In case of multicore systems the cost of hardware enforced coherency increases with the increase in number of cores. This can be the attributed to the requirement of a snooping based coherent system, where each core must inspect the memory traffic for every other core. Indeed, as each of the ‘n’ nodes in a multicore system must process all other (n-1) nodes’ snoop requests, the number of coherence actions scales with O(n²). The number of coherence actions will affect the overall performance of processors because these coherence requests interfere with a core’s access to its own cache.

The cost associated with hardware enforced coherency is not well understood and thus neglected by most programmers. While configuring system coherency, programmers unknowingly make memory coherent among all hardware blocks and cores across the system. As discussed, for multicore systems ignoring coherency cost can result in low CPU throughput due to unnecessary snoop traffic.

In this paper we present guidelines to mitigate performance challenges arising out of mismatch between hardware coherency configuration and actual application requirements.

2 – Concept of Coherency

The effectiveness of Multicore systems relies on parallel software achieving continuous exponential performance gains. Most parallel software in the commercial market rely on the shared-memory programming model in which all processors access the same physical address space. Although processors logically access the same memory, on-chip cache hierarchies are crucial to achieving fast performance for the majority of memory references made by processors. Thus a key problem of shared-memory multiprocessors is providing a consistent view of memory with various cache hierarchies.

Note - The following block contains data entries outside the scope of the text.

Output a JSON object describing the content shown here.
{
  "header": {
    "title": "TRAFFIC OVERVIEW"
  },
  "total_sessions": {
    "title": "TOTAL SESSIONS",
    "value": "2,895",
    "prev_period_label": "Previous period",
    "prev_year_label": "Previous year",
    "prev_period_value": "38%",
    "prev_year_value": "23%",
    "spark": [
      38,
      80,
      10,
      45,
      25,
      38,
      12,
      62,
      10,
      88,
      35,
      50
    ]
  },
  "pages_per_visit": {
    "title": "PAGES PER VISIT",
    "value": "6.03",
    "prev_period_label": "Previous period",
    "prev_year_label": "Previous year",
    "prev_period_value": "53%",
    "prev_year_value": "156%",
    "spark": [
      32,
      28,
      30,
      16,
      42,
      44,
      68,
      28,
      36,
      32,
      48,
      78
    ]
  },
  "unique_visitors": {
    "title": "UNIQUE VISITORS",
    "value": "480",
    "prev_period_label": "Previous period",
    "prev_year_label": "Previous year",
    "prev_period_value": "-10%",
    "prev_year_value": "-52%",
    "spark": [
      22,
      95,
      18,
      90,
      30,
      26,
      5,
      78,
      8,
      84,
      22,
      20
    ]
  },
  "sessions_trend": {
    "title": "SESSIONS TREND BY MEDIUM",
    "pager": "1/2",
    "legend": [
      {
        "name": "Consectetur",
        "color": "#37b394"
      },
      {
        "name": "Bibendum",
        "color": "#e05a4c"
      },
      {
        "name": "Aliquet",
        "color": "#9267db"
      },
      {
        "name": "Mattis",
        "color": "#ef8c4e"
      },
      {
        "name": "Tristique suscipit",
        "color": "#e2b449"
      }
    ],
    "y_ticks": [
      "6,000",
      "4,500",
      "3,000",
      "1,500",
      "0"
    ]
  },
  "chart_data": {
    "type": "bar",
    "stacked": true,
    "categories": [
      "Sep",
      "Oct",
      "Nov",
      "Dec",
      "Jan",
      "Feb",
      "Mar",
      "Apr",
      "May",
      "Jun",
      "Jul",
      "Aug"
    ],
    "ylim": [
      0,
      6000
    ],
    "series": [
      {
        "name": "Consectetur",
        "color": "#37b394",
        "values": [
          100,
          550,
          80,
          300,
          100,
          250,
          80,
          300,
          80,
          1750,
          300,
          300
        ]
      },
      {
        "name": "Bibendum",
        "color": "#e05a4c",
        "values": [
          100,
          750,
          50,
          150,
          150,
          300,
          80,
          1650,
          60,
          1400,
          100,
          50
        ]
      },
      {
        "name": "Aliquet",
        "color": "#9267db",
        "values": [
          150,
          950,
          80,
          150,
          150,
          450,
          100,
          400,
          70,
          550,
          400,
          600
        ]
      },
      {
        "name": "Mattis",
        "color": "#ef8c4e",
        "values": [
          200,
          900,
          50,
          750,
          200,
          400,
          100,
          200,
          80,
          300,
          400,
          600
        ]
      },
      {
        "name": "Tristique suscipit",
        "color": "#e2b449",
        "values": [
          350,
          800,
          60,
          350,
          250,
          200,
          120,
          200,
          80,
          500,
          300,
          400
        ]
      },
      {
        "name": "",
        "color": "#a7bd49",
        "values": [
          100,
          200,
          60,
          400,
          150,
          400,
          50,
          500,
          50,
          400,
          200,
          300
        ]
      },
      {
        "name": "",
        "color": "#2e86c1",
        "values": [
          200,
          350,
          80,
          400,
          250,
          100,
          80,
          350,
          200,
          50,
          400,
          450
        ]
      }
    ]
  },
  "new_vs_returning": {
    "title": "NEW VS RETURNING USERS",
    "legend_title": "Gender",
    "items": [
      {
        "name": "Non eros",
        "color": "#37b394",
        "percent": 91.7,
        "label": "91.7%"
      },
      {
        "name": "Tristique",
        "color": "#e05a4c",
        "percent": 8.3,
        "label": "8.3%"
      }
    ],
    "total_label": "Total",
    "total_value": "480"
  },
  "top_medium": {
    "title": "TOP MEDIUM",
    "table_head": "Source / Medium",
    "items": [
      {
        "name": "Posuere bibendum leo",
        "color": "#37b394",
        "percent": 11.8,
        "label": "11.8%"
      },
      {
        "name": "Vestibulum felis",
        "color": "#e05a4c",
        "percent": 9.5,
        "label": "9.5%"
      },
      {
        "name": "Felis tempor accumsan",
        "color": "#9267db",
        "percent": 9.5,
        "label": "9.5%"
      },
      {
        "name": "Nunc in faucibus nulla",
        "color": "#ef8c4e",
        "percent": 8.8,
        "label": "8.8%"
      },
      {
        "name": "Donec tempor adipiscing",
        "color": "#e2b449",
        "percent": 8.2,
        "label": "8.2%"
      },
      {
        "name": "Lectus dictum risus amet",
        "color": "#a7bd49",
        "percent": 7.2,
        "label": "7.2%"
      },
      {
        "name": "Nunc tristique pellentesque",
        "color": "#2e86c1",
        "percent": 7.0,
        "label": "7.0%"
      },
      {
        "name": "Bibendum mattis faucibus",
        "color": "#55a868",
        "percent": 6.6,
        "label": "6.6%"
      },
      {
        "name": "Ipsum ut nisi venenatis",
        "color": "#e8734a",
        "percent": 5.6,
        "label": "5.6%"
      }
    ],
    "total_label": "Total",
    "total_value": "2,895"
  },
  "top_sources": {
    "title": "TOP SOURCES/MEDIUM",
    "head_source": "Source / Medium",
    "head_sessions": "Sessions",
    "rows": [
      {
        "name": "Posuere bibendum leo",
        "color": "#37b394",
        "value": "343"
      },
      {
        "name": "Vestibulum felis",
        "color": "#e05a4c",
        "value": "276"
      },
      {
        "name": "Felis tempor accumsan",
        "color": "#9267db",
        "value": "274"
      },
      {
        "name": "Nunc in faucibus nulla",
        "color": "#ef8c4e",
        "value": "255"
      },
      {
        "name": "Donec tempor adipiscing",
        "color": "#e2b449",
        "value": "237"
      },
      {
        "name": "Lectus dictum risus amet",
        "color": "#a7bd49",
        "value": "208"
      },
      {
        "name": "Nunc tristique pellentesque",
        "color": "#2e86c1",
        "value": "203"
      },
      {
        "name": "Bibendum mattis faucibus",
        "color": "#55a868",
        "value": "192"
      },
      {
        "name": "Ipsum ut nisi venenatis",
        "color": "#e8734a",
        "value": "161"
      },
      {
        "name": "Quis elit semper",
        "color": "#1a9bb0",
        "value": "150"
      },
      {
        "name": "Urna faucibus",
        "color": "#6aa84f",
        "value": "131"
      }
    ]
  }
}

This cache coherence problem is a critical correctness and performance-sensitive design point for supporting the shared-memory model. The cache coherence mechanisms not only govern communication in a shared-memory multiprocessor, but also typically determine how the memory system transfers data between processors, caches, and memory. Assuming the shared memory programming model remains prominent, future workloads will depend upon the performance of the cache coherent memory system.

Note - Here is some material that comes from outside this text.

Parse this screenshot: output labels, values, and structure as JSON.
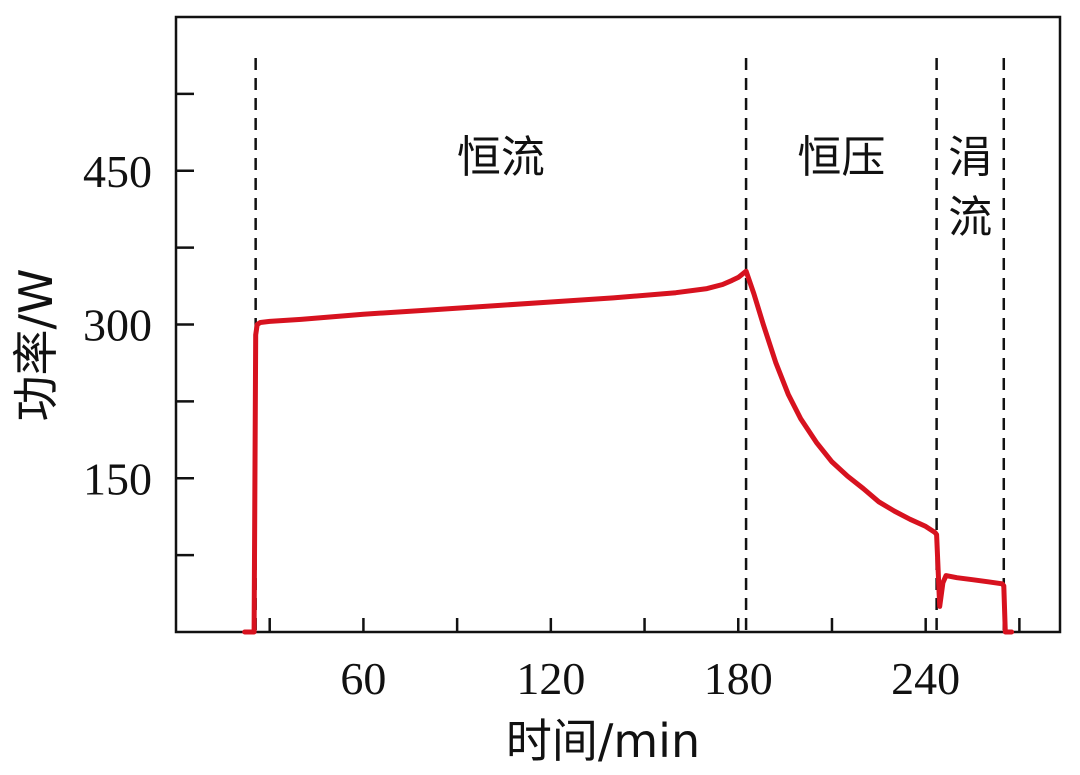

A widely-adopted approach to cache coherence is snooping on a bus. A bus connects all components to an electrical, or logical, set of wires. A bus provides key ordering and atomicity properties that enable straightforward coherence operations. First, all endpoints on a bus observe transmitted messages in the same total order. Second, buses provide atomicity such that only one message can appear on the bus at a time and that all endpoints observe the message. Third, buses implement shared lines that allow any endpoint to manipulate a signal or condition that is globally visible to all other endpoints during a bus transaction. Shared lines facilitate both bus arbitration and cache coherence operations.

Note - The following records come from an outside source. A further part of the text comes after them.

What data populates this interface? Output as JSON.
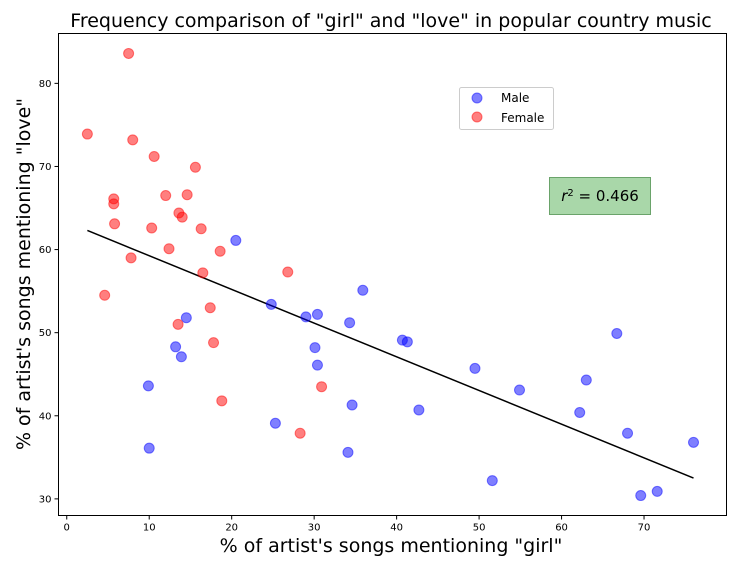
{
  "chart_data": {
    "type": "scatter",
    "title": "Frequency comparison of \"girl\" and \"love\" in popular country music",
    "xlabel": "% of artist's songs mentioning \"girl\"",
    "ylabel": "% of artist's songs mentioning \"love\"",
    "xlim": [
      -1,
      80
    ],
    "ylim": [
      28,
      86
    ],
    "xticks": [
      "0",
      "10",
      "20",
      "30",
      "40",
      "50",
      "60",
      "70"
    ],
    "yticks": [
      "30",
      "40",
      "50",
      "60",
      "70",
      "80"
    ],
    "grid": false,
    "legend_position": "upper-right",
    "series": [
      {
        "name": "Male",
        "color": "#0000ff",
        "points": [
          [
            20.5,
            61.1
          ],
          [
            24.8,
            53.4
          ],
          [
            29.0,
            51.9
          ],
          [
            30.4,
            52.2
          ],
          [
            35.9,
            55.1
          ],
          [
            34.3,
            51.2
          ],
          [
            14.5,
            51.8
          ],
          [
            13.2,
            48.3
          ],
          [
            13.9,
            47.1
          ],
          [
            30.1,
            48.2
          ],
          [
            30.4,
            46.1
          ],
          [
            40.7,
            49.1
          ],
          [
            41.3,
            48.9
          ],
          [
            9.9,
            43.6
          ],
          [
            10.0,
            36.1
          ],
          [
            25.3,
            39.1
          ],
          [
            34.1,
            35.6
          ],
          [
            34.6,
            41.3
          ],
          [
            42.7,
            40.7
          ],
          [
            49.5,
            45.7
          ],
          [
            54.9,
            43.1
          ],
          [
            51.6,
            32.2
          ],
          [
            62.2,
            40.4
          ],
          [
            63.0,
            44.3
          ],
          [
            66.7,
            49.9
          ],
          [
            68.0,
            37.9
          ],
          [
            69.6,
            30.4
          ],
          [
            71.6,
            30.9
          ],
          [
            76.0,
            36.8
          ]
        ]
      },
      {
        "name": "Female",
        "color": "#ff0000",
        "points": [
          [
            7.5,
            83.6
          ],
          [
            2.5,
            73.9
          ],
          [
            8.0,
            73.2
          ],
          [
            10.6,
            71.2
          ],
          [
            15.6,
            69.9
          ],
          [
            5.7,
            66.1
          ],
          [
            5.7,
            65.5
          ],
          [
            12.0,
            66.5
          ],
          [
            14.6,
            66.6
          ],
          [
            5.8,
            63.1
          ],
          [
            13.6,
            64.4
          ],
          [
            14.0,
            63.9
          ],
          [
            10.3,
            62.6
          ],
          [
            16.3,
            62.5
          ],
          [
            12.4,
            60.1
          ],
          [
            18.6,
            59.8
          ],
          [
            7.8,
            59.0
          ],
          [
            16.5,
            57.2
          ],
          [
            26.8,
            57.3
          ],
          [
            4.6,
            54.5
          ],
          [
            17.4,
            53.0
          ],
          [
            13.5,
            51.0
          ],
          [
            17.8,
            48.8
          ],
          [
            18.8,
            41.8
          ],
          [
            30.9,
            43.5
          ],
          [
            28.3,
            37.9
          ]
        ]
      }
    ],
    "regression_line": {
      "x": [
        2.5,
        76.0
      ],
      "y": [
        62.3,
        32.5
      ],
      "color": "#000000"
    },
    "annotation": {
      "text": "r² = 0.466",
      "label_pre": "r",
      "label_sup": "2",
      "label_post": " = 0.466",
      "background": "#a9d7a9",
      "border": "#6aa36a"
    }
  }
}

3 – Nature of Packet Processing Applications

Packet processing applications such as IP routers, Layer 2 switches etc are typically split into control plane and data plane.  The control plane implements the algorithmic intensive part of application (e.g. route calculation). It typically does state full processing and executes long state machines per input event. The number of frames processed by control plane is a very small fraction compared to the number of frames processed by data plane.

The data plane processes bulk of the incoming frames. It typically operates upon the frame headers and the processing involves header parsing, table lookups and header modification, encapsulation, de-capsulation etc. Accessing frame headers requires the frame to be brought inside core local cache. This is accomplished either on incurring a cache miss or by stashing operation by the I/O devices which can pre-position frame headers inside core local cache.

The frames processed by data plane are typically not required to be accessed by control plane. Both the planes work pretty much independent of each of other and have very low data sharing pattern. The control plane occasionally communicates with data plane with special proprietary control events to manage tables and connections used by data plane. These events are passed using known IPC methods such as message queues.

In some cases, data plane needs to forward frame to control plane and vice versa. But overall count of such frames is extremely small.

On a Multicore processor, it is common to reserve two non-overlapping sets of cores for control plane and data plane each. The number of cores reserved for each plane depends on its compute horse power requirement. Larger number of cores for data plane means greater frame processing capability.